The Jerusalem embassy move gives a clear symbol to the world that the two-state solution is dead. There can be no other result than continued violence. As much as I feel an attachment to Jerusalem, there’s no avoiding the fact that, if there isn’t a settlement over it, the conflict will not end. That doesn’t mean giving it up completely; an international city could work, or even slicing the city up into Jewish and Palestinian components. The question of how best to settle it is another subject entirely.
Israel gave Jews the world over something to be proud of, and Jerusalem served as its crown. The longer the conflict drags on, though, the more Israel isolates itself. That historic Jewish need for security has evolved into a condition of perpetual fear, to the point that no power disparity can ever be enough to placate that sense of instability. These feelings make it particularly easy for certain figures to manipulate Israeli officials into doing the bidding of more powerful countries. Watching Netanyahu lie prostrate before our president in the US is the Zionist dream in reverse, as is this overly militarized whack-a-mole-style response to Palestinian discontent.
There’s so many walls on Israel’s borders that it begs the question of who’s being penned in. This feeling of insecurity in Israeli society has bred a ghetto mentality, in which Israel isolates itself from the world and depends on the hegemon for its protection. As the conflict continues, Israeli society continues to be corrupted by these impulses. The end result endangers Israeli security in more ways than one - continued conflict leads to escalation, and the demographic issue always looms. Relying on the United States cripples Israel’s freedom of action. Isolating itself from the global community makes the country unsustainable, held in place only by the United States’ continued dominance, which is far from guaranteed.

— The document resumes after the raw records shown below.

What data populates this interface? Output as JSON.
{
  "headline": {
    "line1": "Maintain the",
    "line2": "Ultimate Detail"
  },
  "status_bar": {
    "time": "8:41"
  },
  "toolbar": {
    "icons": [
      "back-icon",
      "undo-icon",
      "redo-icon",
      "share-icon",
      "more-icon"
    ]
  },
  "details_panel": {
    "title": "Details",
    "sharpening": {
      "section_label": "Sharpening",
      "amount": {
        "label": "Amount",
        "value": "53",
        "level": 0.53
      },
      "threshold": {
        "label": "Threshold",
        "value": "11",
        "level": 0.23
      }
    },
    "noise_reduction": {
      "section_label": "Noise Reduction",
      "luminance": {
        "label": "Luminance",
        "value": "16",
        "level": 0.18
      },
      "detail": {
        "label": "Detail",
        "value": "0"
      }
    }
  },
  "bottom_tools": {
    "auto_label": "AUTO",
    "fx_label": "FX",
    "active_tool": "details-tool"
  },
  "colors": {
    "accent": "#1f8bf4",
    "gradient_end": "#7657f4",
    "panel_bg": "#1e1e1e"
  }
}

None of that really touches on the Palestinian side of things, in part because I wrote this specifically for a Jewish, pro-Israeli audience. From a Palestinian point of view, however, there are obvious, ongoing humanitarian concerns. Not only is there a great deal of physical suffering, but the toll it takes on the Palestinian psyche is also enormous. Few Palestinians in Gaza have been unhurt by the series of wars. Every Palestinian in the West Bank knows the checkpoints, and has seen the constant presence of Israeli soldiers. Under such levels of stress, anger is bound to boil over, and certain prejudices are bound to come out.
Recognizing Jerusalem is largely symbolic - the actually embassy move will not occur for another several years - but it delivers a deathblow to the peace process, shows the Palestinians that they have no options other than violence, isolates Israel further from the global stage, makes Americans, Israelis and Jews targets and continues to escalate out a conflict that has devastating effects on the Palestinian population, and toxic effects on the Israeli mind. And all that, I say knowing the intense spiritual attachment so many Jews feel for the city.
So, in short, I’d say it’s a bad thing.